While Alpine Sports is already renting out bikes for the season, the business won’t be running its twice-daily shuttles up to Vail Pass — which typically accommodate about 50 bicyclists per day, the manager said — until the pass has reopened.

But it’s not like this is the first time something like this has happened, the manager continued, as he still remembers 18-foot piles of snow closing portions of the recpath well into June about eight or nine years ago.

He said that Alpine Sports’ response to the closure will be like it has been in the past: to simply do the best they can at the store with what’s open, though they do hope for a quick turnaround as the county works to reopen the whole recpath.

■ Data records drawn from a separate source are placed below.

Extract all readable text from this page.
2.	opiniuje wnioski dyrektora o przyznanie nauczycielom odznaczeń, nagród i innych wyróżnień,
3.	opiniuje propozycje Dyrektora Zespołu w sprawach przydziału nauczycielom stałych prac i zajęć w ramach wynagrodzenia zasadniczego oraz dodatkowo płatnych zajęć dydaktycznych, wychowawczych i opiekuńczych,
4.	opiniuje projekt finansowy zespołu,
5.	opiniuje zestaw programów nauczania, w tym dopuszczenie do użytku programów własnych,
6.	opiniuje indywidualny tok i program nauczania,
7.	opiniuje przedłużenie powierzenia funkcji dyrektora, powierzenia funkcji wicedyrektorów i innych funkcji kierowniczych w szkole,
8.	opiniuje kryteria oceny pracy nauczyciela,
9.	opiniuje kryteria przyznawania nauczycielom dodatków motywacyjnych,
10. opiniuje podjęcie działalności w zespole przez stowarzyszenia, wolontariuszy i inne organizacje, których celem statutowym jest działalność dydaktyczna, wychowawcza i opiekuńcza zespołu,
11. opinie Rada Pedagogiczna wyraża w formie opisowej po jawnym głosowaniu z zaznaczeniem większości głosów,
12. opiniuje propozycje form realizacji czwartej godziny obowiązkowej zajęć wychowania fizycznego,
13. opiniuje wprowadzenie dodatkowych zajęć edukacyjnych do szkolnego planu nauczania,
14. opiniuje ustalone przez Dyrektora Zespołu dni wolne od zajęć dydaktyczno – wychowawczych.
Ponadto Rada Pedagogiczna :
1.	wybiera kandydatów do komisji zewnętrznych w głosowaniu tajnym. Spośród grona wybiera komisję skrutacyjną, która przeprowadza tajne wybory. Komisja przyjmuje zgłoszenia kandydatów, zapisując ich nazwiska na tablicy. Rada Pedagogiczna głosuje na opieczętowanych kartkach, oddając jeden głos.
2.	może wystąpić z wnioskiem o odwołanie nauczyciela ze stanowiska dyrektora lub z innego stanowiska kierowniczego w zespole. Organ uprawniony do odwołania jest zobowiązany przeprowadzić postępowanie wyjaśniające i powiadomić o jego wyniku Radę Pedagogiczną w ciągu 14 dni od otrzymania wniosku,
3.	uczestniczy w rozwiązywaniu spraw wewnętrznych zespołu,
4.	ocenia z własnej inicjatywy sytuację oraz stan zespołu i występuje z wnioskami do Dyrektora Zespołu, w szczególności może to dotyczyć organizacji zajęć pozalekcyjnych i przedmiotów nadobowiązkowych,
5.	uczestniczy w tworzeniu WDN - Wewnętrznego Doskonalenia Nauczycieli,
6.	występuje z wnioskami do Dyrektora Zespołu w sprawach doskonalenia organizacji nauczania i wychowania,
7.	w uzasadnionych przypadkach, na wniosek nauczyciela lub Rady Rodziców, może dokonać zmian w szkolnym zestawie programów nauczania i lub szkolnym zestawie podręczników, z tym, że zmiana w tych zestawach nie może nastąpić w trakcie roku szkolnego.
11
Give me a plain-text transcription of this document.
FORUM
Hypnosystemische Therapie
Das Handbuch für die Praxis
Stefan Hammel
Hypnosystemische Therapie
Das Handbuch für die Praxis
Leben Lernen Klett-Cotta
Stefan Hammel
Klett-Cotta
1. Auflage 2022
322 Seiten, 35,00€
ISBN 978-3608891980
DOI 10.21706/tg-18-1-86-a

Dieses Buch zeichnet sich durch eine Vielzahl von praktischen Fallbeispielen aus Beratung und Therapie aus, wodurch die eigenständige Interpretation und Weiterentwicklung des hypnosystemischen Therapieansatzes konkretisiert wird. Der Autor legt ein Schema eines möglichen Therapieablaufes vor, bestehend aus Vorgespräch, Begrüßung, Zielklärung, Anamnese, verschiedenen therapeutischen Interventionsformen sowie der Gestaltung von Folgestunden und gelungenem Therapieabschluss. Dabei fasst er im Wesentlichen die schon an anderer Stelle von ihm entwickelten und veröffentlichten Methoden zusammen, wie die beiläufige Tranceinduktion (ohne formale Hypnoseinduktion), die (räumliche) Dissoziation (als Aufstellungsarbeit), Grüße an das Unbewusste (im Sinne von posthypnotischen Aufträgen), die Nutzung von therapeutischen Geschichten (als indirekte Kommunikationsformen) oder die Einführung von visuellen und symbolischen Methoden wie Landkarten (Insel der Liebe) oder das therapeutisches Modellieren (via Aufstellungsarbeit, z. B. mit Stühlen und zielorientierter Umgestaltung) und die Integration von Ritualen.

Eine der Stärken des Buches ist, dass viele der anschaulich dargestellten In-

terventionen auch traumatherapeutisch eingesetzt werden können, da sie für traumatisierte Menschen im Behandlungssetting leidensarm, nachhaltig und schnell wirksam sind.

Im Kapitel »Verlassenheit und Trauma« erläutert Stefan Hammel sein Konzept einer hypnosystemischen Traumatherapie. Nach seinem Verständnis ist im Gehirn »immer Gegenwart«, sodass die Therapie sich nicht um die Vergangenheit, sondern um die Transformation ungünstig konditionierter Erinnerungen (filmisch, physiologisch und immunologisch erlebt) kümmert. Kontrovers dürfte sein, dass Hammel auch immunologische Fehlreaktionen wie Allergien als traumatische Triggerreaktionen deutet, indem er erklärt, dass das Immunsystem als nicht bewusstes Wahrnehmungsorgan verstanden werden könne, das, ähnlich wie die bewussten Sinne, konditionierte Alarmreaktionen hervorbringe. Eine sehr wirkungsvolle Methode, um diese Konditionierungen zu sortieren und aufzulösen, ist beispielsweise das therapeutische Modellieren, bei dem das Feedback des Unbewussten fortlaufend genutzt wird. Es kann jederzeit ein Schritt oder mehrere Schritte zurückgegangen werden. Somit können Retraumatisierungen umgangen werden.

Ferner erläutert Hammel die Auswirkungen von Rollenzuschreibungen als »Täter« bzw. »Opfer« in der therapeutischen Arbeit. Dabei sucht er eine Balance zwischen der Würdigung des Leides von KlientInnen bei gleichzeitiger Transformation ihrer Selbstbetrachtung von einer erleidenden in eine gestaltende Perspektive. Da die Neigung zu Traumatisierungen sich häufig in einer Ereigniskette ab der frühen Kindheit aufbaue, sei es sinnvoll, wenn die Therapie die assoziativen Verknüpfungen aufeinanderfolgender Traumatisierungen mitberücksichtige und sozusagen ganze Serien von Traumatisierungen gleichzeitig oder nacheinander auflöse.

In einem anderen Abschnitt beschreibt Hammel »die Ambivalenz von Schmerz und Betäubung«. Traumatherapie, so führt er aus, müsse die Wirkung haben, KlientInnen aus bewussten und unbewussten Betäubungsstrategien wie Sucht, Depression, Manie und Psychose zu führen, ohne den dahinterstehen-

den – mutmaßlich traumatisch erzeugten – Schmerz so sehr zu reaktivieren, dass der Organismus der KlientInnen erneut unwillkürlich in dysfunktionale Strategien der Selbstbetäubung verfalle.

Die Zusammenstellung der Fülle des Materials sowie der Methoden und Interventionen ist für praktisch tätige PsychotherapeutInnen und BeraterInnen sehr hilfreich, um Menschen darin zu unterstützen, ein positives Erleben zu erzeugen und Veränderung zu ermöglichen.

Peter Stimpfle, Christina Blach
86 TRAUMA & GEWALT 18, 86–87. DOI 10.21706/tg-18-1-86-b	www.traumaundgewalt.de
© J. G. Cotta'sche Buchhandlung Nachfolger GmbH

Based in Frisco, Rebel Sports is another local business that does bike rentals and offers shuttles up to the pass. A prolonged closure would put the brakes on Rebel Sports’ shuttles too, but exactly how such a closure might affect the business remains in question.

“I don’t know yet,” said David Keller, a bike mechanic at the shop. “Nobody really knows yet.”

Keller said there aren’t really any secondary options to offset a loss in business, and only time will tell how it all plays out for the store.